Background: N-terminal pro beta-type natriuretic peptide (NT pro BNP) has been shown to predict the prognosis and could guide the treatment of heart failure. We aimed to investigate the values of NT pro BNP in predicting the clinical response to cardiac resynchronization therapy (CRT).
Methods: A total of 44 patients with chronic heart failure (34 male and 10 female, mean age of (58 +/- 13) years, New York Heart Association (NYHA) class 3.3 +/- 0.5, QRS duration (150 +/- 14) milliseconds) who underwent successful implantation of a CRT system were enrolled in this study. Pharmacotherapy remained stable during the first 3 months of follow-up. Plasma levels of NT pro BNP were evaluated before and 3 months after implantation. Clinical, echocardiographic and exercise parameters were monitored at each clinical visit after CRT implantation. Receiver operating characteristic analysis and a paired t test were performed to analyze the data.

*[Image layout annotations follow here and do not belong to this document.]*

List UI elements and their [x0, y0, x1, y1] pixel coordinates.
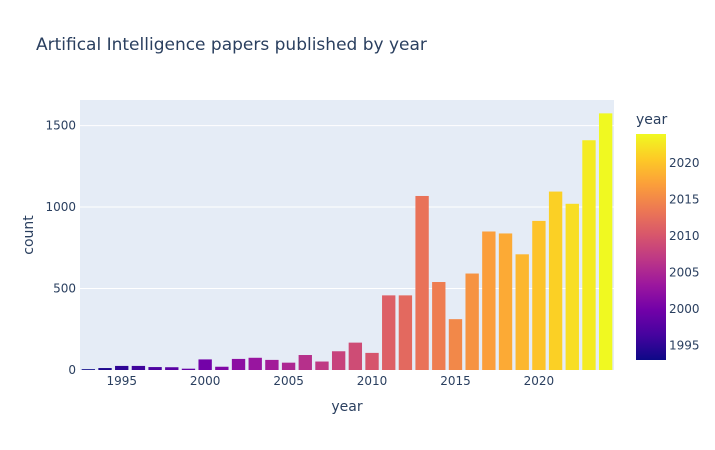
bar-2001 [215, 366, 229, 370]
bar-1995 [115, 365, 129, 370]
bar-2011 [382, 295, 396, 370]
bars [81, 113, 613, 370]
bar-2024 [598, 113, 613, 370]
x-axis-title: year [331, 399, 362, 415]
x-tick-label: 2005 [273, 374, 304, 388]
x-tick-label: 2015 [440, 374, 471, 388]
bar-2021 [548, 191, 563, 370]
bar-1993 [81, 369, 96, 370]
bar-2008 [331, 351, 346, 370]
y-tick-label: 1500 [45, 119, 76, 133]
bar-2017 [482, 231, 496, 370]
bar-2006 [298, 355, 312, 370]
colorbar-tick-label: 1995 [669, 338, 700, 352]
bar-2013 [415, 195, 429, 370]
bar-2023 [582, 140, 596, 370]
bar-2000 [198, 359, 212, 370]
colorbar-title: year [636, 112, 667, 128]
y-tick-labels: 0 500 1000 1500 [45, 119, 76, 377]
bar-2022 [565, 203, 579, 370]
x-tick-label: 2020 [524, 374, 555, 388]
bar-2020 [532, 220, 546, 370]
x-tick-label: 2000 [190, 374, 221, 388]
bar-2005 [281, 362, 296, 370]
colorbar-tick-label: 2005 [669, 266, 700, 280]
bar-1998 [165, 367, 179, 370]
bar-2014 [432, 282, 446, 370]
bar-1997 [148, 367, 162, 370]
x-tick-label: 1995 [106, 374, 137, 388]
colorbar-tick-label: 2010 [669, 229, 700, 243]
bar-2018 [498, 233, 513, 370]
colorbar-tick-label: 2000 [669, 302, 700, 316]
bar-2002 [231, 358, 246, 370]
bar-2003 [248, 357, 262, 370]
colorbar [636, 134, 666, 360]
y-tick-label: 1000 [45, 200, 76, 214]
y-axis-title: count [21, 215, 37, 255]
x-tick-label: 2010 [357, 374, 388, 388]
bar-2016 [465, 273, 479, 370]
bar-2009 [348, 342, 363, 370]
bar-1994 [98, 368, 112, 370]
bar-2007 [315, 361, 329, 370]
colorbar-tick-label: 2015 [669, 193, 700, 207]
y-tick-label: 500 [53, 282, 76, 296]
chart-title: Artifical Intelligence papers published … [36, 35, 427, 55]
y-tick-label: 0 [68, 363, 76, 377]
bar-2010 [365, 352, 379, 370]
bar-2012 [398, 295, 413, 370]
bar-2004 [265, 359, 279, 370]
x-tick-labels: 1995 2000 2005 2010 2015 2020 [106, 374, 554, 388]
bar-1999 [181, 368, 196, 370]
bar-2019 [515, 254, 529, 370]
colorbar-tick-label: 2020 [669, 156, 700, 170]
bar-2015 [448, 319, 463, 370]
bar-1996 [131, 365, 146, 370]
colorbar-tick-labels: 1995 2000 2005 2010 2015 2020 [669, 156, 700, 352]
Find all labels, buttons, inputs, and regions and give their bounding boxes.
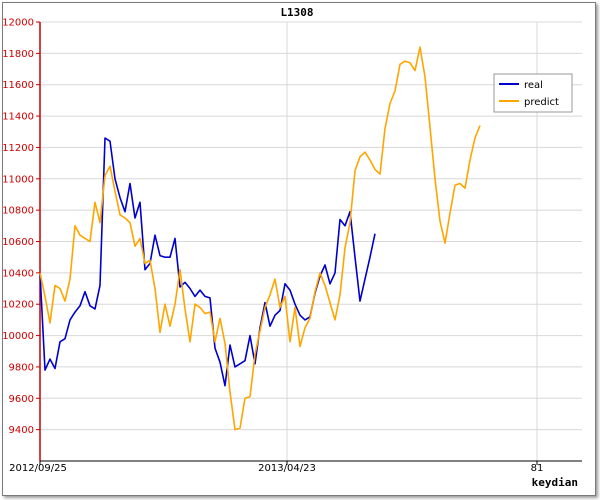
y-tick-label: 10000 <box>2 331 34 342</box>
y-tick-label: 11000 <box>2 174 34 185</box>
y-tick-label: 10800 <box>2 206 34 217</box>
x-axis-label: keydian <box>532 476 578 489</box>
y-tick-label: 11200 <box>2 143 34 154</box>
legend[interactable]: real predict <box>493 73 573 113</box>
y-tick-label: 12000 <box>2 18 34 29</box>
x-axis-ticks: 2012/09/25 2013/04/23 81 <box>9 461 543 474</box>
series-line-predict <box>39 46 481 431</box>
x-tick-label: 2013/04/23 <box>258 463 316 474</box>
y-tick-label: 11600 <box>2 80 34 91</box>
y-tick-label: 9600 <box>9 394 34 405</box>
y-tick-label: 11800 <box>2 49 34 60</box>
y-tick-label: 10200 <box>2 300 34 311</box>
x-tick-label: 2012/09/25 <box>9 463 67 474</box>
legend-box <box>493 73 573 113</box>
chart-title: L1308 <box>280 6 313 19</box>
y-axis-ticks: 9400 9600 9800 10000 10200 10400 10600 10800 110… <box>2 18 40 436</box>
y-tick-label: 10600 <box>2 237 34 248</box>
legend-real-label: real <box>524 80 543 91</box>
y-tick-label: 9800 <box>9 362 34 373</box>
series-group <box>39 46 481 431</box>
y-tick-label: 10400 <box>2 268 34 279</box>
x-tick-label: 81 <box>531 463 544 474</box>
y-tick-label: 9400 <box>9 425 34 436</box>
legend-predict-label: predict <box>524 97 559 108</box>
y-tick-label: 11400 <box>2 112 34 123</box>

Results: After a mean of (16.3 +/- 5.5) months of follow-up, 11 nonresponders were identified. CRT resulted in a significant reduction in NT pro BNP ((1.70 +/- 1.28) vs (1.07 +/- 0.88) pmol/ml, P < 0.001) in responders. Percentage change in NT pro BNP level (DeltaBNP%) was a statistically significant predictor of long term clinical improvement at 3 months of follow-up.
Conclusions: DeltaBNP% from baseline to 3 months of follow-up is a predictor of long term response to CRT. NT pro BNP may be a simple method for monitoring the effects of CRT.